Aku hanya mengangguk.
Segera setelah pamit ke dalam kamar,
amplop coklat kubuka. Benar. Secarik kertas. Sebuah surat.
Dear, Kisya.
Maaf mungkin ini akan
membuatmu sedikit terkejut. Dari tempatku disini, di kota batik akan
kusampaikan sesuatu hal menuju tempatmu disana, di kota kembang. Sengaja aku
menulis surat, dengan tega tanpa mempedulikan arus kecanggihan teknologi yang
deras demi niatku ini.
Kisya... Maaf sekali
lagi kalau mungkin aku sudah bersikap lancang dan membuatmu jadi merasa tidak
nyaman. Sejak aku mengenalmu dan pada akhirnya selama seminggu kemarin kita
bisa berkomunikasi kembali, aku merasakan hal yang berbeda. Ada sesuatu yang
menelisik dan menggelitik perasaanku. Aku mencoba mencari-cari apa itu dan setelah
sekian lama aku memikirkannya, aku merasa semakin yakin. Bahwa sebenarnya apa
yang kucari itu sesuatu yang mungkin kita sebut ‘cinta’.
Kita sama-sama tau,
baru seminggu kemarin kita berkomunikasi kembali setelah 9 tahun kita terpisah.

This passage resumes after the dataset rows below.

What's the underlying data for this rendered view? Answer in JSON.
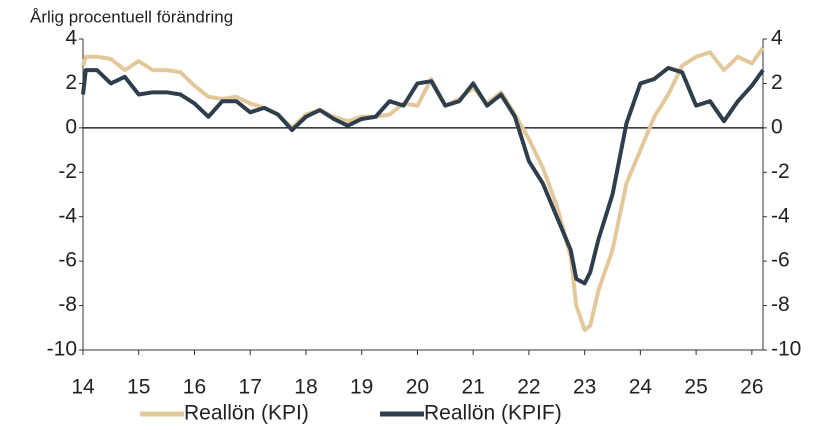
{
  "chart_data": {
    "type": "line",
    "subtitle": "Årlig procentuell förändring",
    "x": [
      14.0,
      14.05,
      14.25,
      14.5,
      14.75,
      15.0,
      15.25,
      15.5,
      15.75,
      16.0,
      16.25,
      16.5,
      16.75,
      17.0,
      17.25,
      17.5,
      17.75,
      18.0,
      18.25,
      18.5,
      18.75,
      19.0,
      19.25,
      19.5,
      19.75,
      20.0,
      20.25,
      20.5,
      20.75,
      21.0,
      21.25,
      21.5,
      21.75,
      22.0,
      22.25,
      22.5,
      22.75,
      22.85,
      23.0,
      23.1,
      23.25,
      23.5,
      23.75,
      24.0,
      24.25,
      24.5,
      24.75,
      25.0,
      25.25,
      25.5,
      25.75,
      26.0,
      26.2
    ],
    "series": [
      {
        "name": "Reallön (KPI)",
        "color": "#e3c89b",
        "values": [
          2.8,
          3.2,
          3.2,
          3.1,
          2.6,
          3.0,
          2.6,
          2.6,
          2.5,
          1.9,
          1.4,
          1.3,
          1.4,
          1.1,
          0.9,
          0.6,
          0.0,
          0.6,
          0.8,
          0.5,
          0.3,
          0.5,
          0.5,
          0.6,
          1.1,
          1.0,
          2.2,
          1.0,
          1.3,
          1.8,
          1.1,
          1.6,
          0.6,
          -0.5,
          -1.8,
          -3.5,
          -5.8,
          -8.0,
          -9.1,
          -8.9,
          -7.3,
          -5.5,
          -2.5,
          -1.0,
          0.5,
          1.5,
          2.8,
          3.2,
          3.4,
          2.6,
          3.2,
          2.9,
          3.6
        ]
      },
      {
        "name": "Reallön (KPIF)",
        "color": "#2f3e4c",
        "values": [
          1.5,
          2.6,
          2.6,
          2.0,
          2.3,
          1.5,
          1.6,
          1.6,
          1.5,
          1.1,
          0.5,
          1.2,
          1.2,
          0.7,
          0.9,
          0.6,
          -0.1,
          0.5,
          0.8,
          0.4,
          0.1,
          0.4,
          0.5,
          1.2,
          1.0,
          2.0,
          2.1,
          1.0,
          1.2,
          2.0,
          1.0,
          1.5,
          0.5,
          -1.5,
          -2.5,
          -4.0,
          -5.5,
          -6.8,
          -7.0,
          -6.5,
          -5.0,
          -3.0,
          0.2,
          2.0,
          2.2,
          2.7,
          2.5,
          1.0,
          1.2,
          0.3,
          1.2,
          1.9,
          2.6
        ]
      }
    ],
    "xlim": [
      14,
      26.2
    ],
    "xticks": [
      14,
      15,
      16,
      17,
      18,
      19,
      20,
      21,
      22,
      23,
      24,
      25,
      26
    ],
    "ylim": [
      -10,
      4
    ],
    "yticks": [
      4,
      2,
      0,
      -2,
      -4,
      -6,
      -8,
      -10
    ],
    "legend": "bottom"
  }
}
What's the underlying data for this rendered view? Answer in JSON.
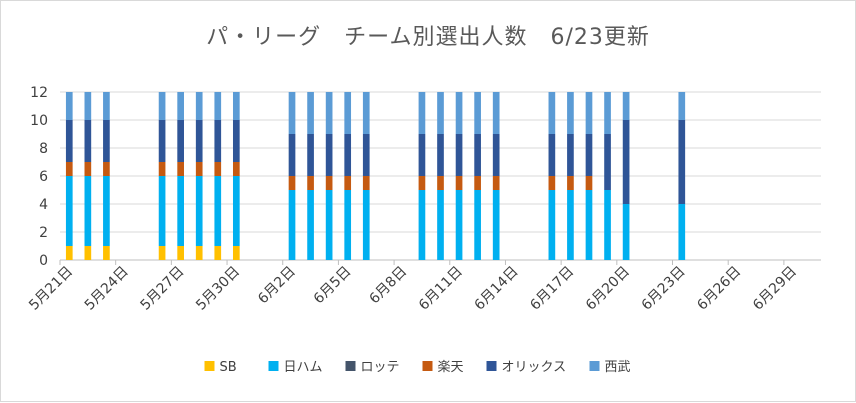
{
  "chart_data": {
    "type": "bar",
    "stacked": true,
    "title": "パ・リーグ　チーム別選出人数　6/23更新",
    "ylim": [
      0,
      12
    ],
    "y_ticks": [
      "0",
      "2",
      "4",
      "6",
      "8",
      "10",
      "12"
    ],
    "grid": "horizontal",
    "legend_position": "bottom",
    "x_tick_labels": [
      "5月21日",
      "5月24日",
      "5月27日",
      "5月30日",
      "6月2日",
      "6月5日",
      "6月8日",
      "6月11日",
      "6月14日",
      "6月17日",
      "6月20日",
      "6月23日",
      "6月26日",
      "6月29日"
    ],
    "dates": [
      "5/21",
      "5/22",
      "5/23",
      "5/24",
      "5/25",
      "5/26",
      "5/27",
      "5/28",
      "5/29",
      "5/30",
      "5/31",
      "6/1",
      "6/2",
      "6/3",
      "6/4",
      "6/5",
      "6/6",
      "6/7",
      "6/8",
      "6/9",
      "6/10",
      "6/11",
      "6/12",
      "6/13",
      "6/14",
      "6/15",
      "6/16",
      "6/17",
      "6/18",
      "6/19",
      "6/20",
      "6/21",
      "6/22",
      "6/23",
      "6/24",
      "6/25",
      "6/26",
      "6/27",
      "6/28",
      "6/29",
      "6/30"
    ],
    "series": [
      {
        "name": "SB",
        "color": "#ffc000",
        "values": [
          1,
          1,
          1,
          0,
          0,
          1,
          1,
          1,
          1,
          1,
          0,
          0,
          0,
          0,
          0,
          0,
          0,
          0,
          0,
          0,
          0,
          0,
          0,
          0,
          0,
          0,
          0,
          0,
          0,
          0,
          0,
          0,
          0,
          0,
          0,
          0,
          0,
          0,
          0,
          0,
          0
        ]
      },
      {
        "name": "日ハム",
        "color": "#00b0f0",
        "values": [
          5,
          5,
          5,
          0,
          0,
          5,
          5,
          5,
          5,
          5,
          0,
          0,
          5,
          5,
          5,
          5,
          5,
          0,
          0,
          5,
          5,
          5,
          5,
          5,
          0,
          0,
          5,
          5,
          5,
          5,
          4,
          0,
          0,
          4,
          0,
          0,
          0,
          0,
          0,
          0,
          0
        ]
      },
      {
        "name": "ロッテ",
        "color": "#44546a",
        "values": [
          0,
          0,
          0,
          0,
          0,
          0,
          0,
          0,
          0,
          0,
          0,
          0,
          0,
          0,
          0,
          0,
          0,
          0,
          0,
          0,
          0,
          0,
          0,
          0,
          0,
          0,
          0,
          0,
          0,
          0,
          0,
          0,
          0,
          0,
          0,
          0,
          0,
          0,
          0,
          0,
          0
        ]
      },
      {
        "name": "楽天",
        "color": "#c55a11",
        "values": [
          1,
          1,
          1,
          0,
          0,
          1,
          1,
          1,
          1,
          1,
          0,
          0,
          1,
          1,
          1,
          1,
          1,
          0,
          0,
          1,
          1,
          1,
          1,
          1,
          0,
          0,
          1,
          1,
          1,
          0,
          0,
          0,
          0,
          0,
          0,
          0,
          0,
          0,
          0,
          0,
          0
        ]
      },
      {
        "name": "オリックス",
        "color": "#2f5597",
        "values": [
          3,
          3,
          3,
          0,
          0,
          3,
          3,
          3,
          3,
          3,
          0,
          0,
          3,
          3,
          3,
          3,
          3,
          0,
          0,
          3,
          3,
          3,
          3,
          3,
          0,
          0,
          3,
          3,
          3,
          4,
          6,
          0,
          0,
          6,
          0,
          0,
          0,
          0,
          0,
          0,
          0
        ]
      },
      {
        "name": "西武",
        "color": "#5b9bd5",
        "values": [
          2,
          2,
          2,
          0,
          0,
          2,
          2,
          2,
          2,
          2,
          0,
          0,
          3,
          3,
          3,
          3,
          3,
          0,
          0,
          3,
          3,
          3,
          3,
          3,
          0,
          0,
          3,
          3,
          3,
          3,
          2,
          0,
          0,
          2,
          0,
          0,
          0,
          0,
          0,
          0,
          0
        ]
      }
    ]
  }
}
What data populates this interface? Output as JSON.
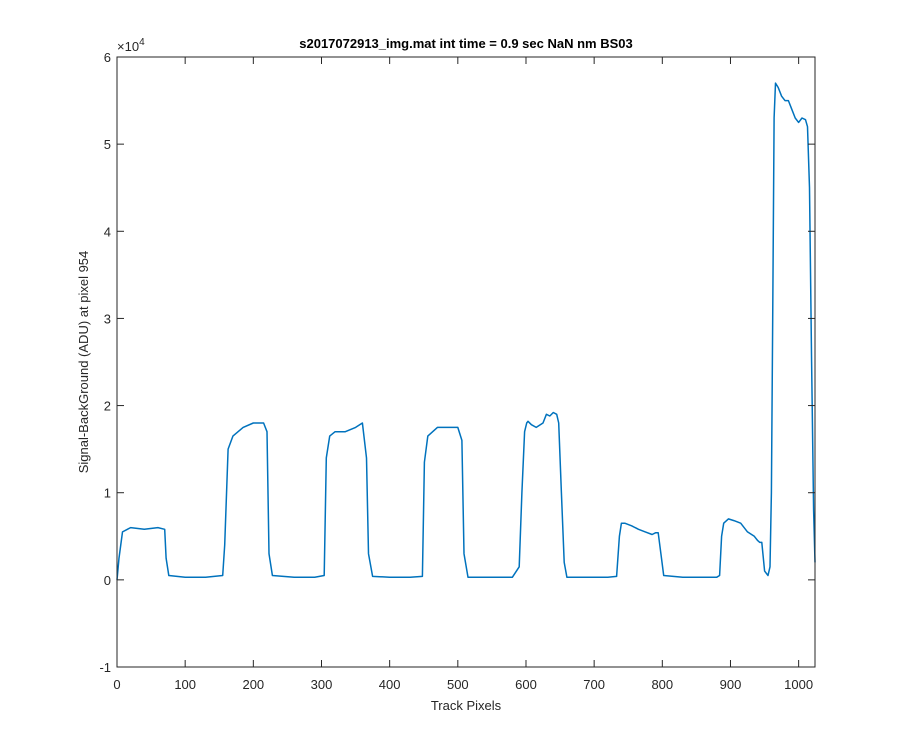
{
  "chart_data": {
    "type": "line",
    "title": "s2017072913_img.mat int time = 0.9 sec  NaN nm BS03",
    "xlabel": "Track Pixels",
    "ylabel": "Signal-BackGround (ADU) at pixel 954",
    "xlim": [
      0,
      1024
    ],
    "ylim": [
      -10000,
      60000
    ],
    "y_exponent_label": "×10",
    "y_exponent_power": "4",
    "xticks": [
      0,
      100,
      200,
      300,
      400,
      500,
      600,
      700,
      800,
      900,
      1000
    ],
    "xtick_labels": [
      "0",
      "100",
      "200",
      "300",
      "400",
      "500",
      "600",
      "700",
      "800",
      "900",
      "1000"
    ],
    "yticks": [
      -10000,
      0,
      10000,
      20000,
      30000,
      40000,
      50000,
      60000
    ],
    "ytick_labels": [
      "-1",
      "0",
      "1",
      "2",
      "3",
      "4",
      "5",
      "6"
    ],
    "grid": false,
    "colors": {
      "line": "#0072BD",
      "axes": "#262626"
    },
    "series": [
      {
        "x": [
          0,
          3,
          8,
          20,
          40,
          60,
          70,
          72,
          76,
          100,
          130,
          155,
          158,
          163,
          170,
          185,
          200,
          215,
          220,
          223,
          228,
          260,
          290,
          304,
          307,
          312,
          320,
          335,
          350,
          360,
          366,
          369,
          375,
          400,
          430,
          448,
          451,
          456,
          470,
          485,
          500,
          506,
          509,
          515,
          550,
          580,
          590,
          594,
          598,
          601,
          603,
          608,
          615,
          625,
          630,
          635,
          640,
          645,
          648,
          652,
          656,
          660,
          690,
          720,
          733,
          737,
          740,
          745,
          755,
          765,
          775,
          785,
          790,
          794,
          798,
          802,
          830,
          860,
          880,
          884,
          887,
          890,
          897,
          905,
          915,
          925,
          935,
          940,
          943,
          946,
          950,
          955,
          958,
          960,
          962,
          964,
          966,
          970,
          975,
          980,
          985,
          990,
          995,
          1000,
          1005,
          1010,
          1013,
          1016,
          1019,
          1022,
          1024
        ],
        "y": [
          0,
          2500,
          5500,
          6000,
          5800,
          6000,
          5800,
          2500,
          500,
          300,
          300,
          500,
          4000,
          15000,
          16500,
          17500,
          18000,
          18000,
          17000,
          3000,
          500,
          300,
          300,
          500,
          14000,
          16500,
          17000,
          17000,
          17500,
          18000,
          14000,
          3000,
          400,
          300,
          300,
          400,
          13500,
          16500,
          17500,
          17500,
          17500,
          16000,
          3000,
          300,
          300,
          300,
          1500,
          10000,
          17000,
          18000,
          18200,
          17800,
          17500,
          18000,
          19000,
          18800,
          19200,
          19000,
          18000,
          10000,
          2000,
          300,
          300,
          300,
          400,
          5000,
          6500,
          6500,
          6200,
          5800,
          5500,
          5200,
          5400,
          5400,
          3000,
          500,
          300,
          300,
          300,
          500,
          5000,
          6500,
          7000,
          6800,
          6500,
          5500,
          5000,
          4500,
          4300,
          4300,
          1000,
          500,
          1500,
          10000,
          30000,
          53000,
          57000,
          56500,
          55500,
          55000,
          55000,
          54000,
          53000,
          52500,
          53000,
          52800,
          52000,
          45000,
          25000,
          8000,
          2000
        ]
      }
    ]
  }
}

Dan sangat tidak logis kalau waktu yang singkat itu bisa menumbuhkan perasaan
cinta. Tapi sayangnya, cinta memang tidak mengenal kata ‘logis’. Cinta bisa
tumbuh dimana saja
dan kapan saja. Bahkan di atas tanah yang tandus ketika kemarau sekalipun.
Aku tidak berharap
banyak. Karena aku sadar betul siapa aku, dan siapa kamu. Aku tidak memaksamu
untuk bisa menerima keberadaanku. Hanya kalau kamu mau menerimaku, balaslah
surat ini.
Segera setelah surat
balasanmu sampai padaku, aku akan pergi kesana, menuju kotamu. Menuju rumahmu.
Kuajak kedua orangtuaku untuk menemuimu. Akan aku perkenalkan seorang dewi yang
kecantikannya melebihi Aurora kepada mereka, yang kepadanya akan aku
persembahkan semua bintang di langit.
Salam, Faris.
Tanpa sadar air mataku sudah
mengucur membasahi sebagian badan
surat.
Terharu. Bahagia. Sebentar saja akan aku ceritakan isi surat ini kepada ibuku
dan aku akan menyiapkan
selembar kertas dengan tintanya.
*
Karena kita menatap langit yang
sama. Langit bulan November.
Annake
Harijadi Noor. 3 11 14.
Di
bawah naungan langit dini hari bulan November.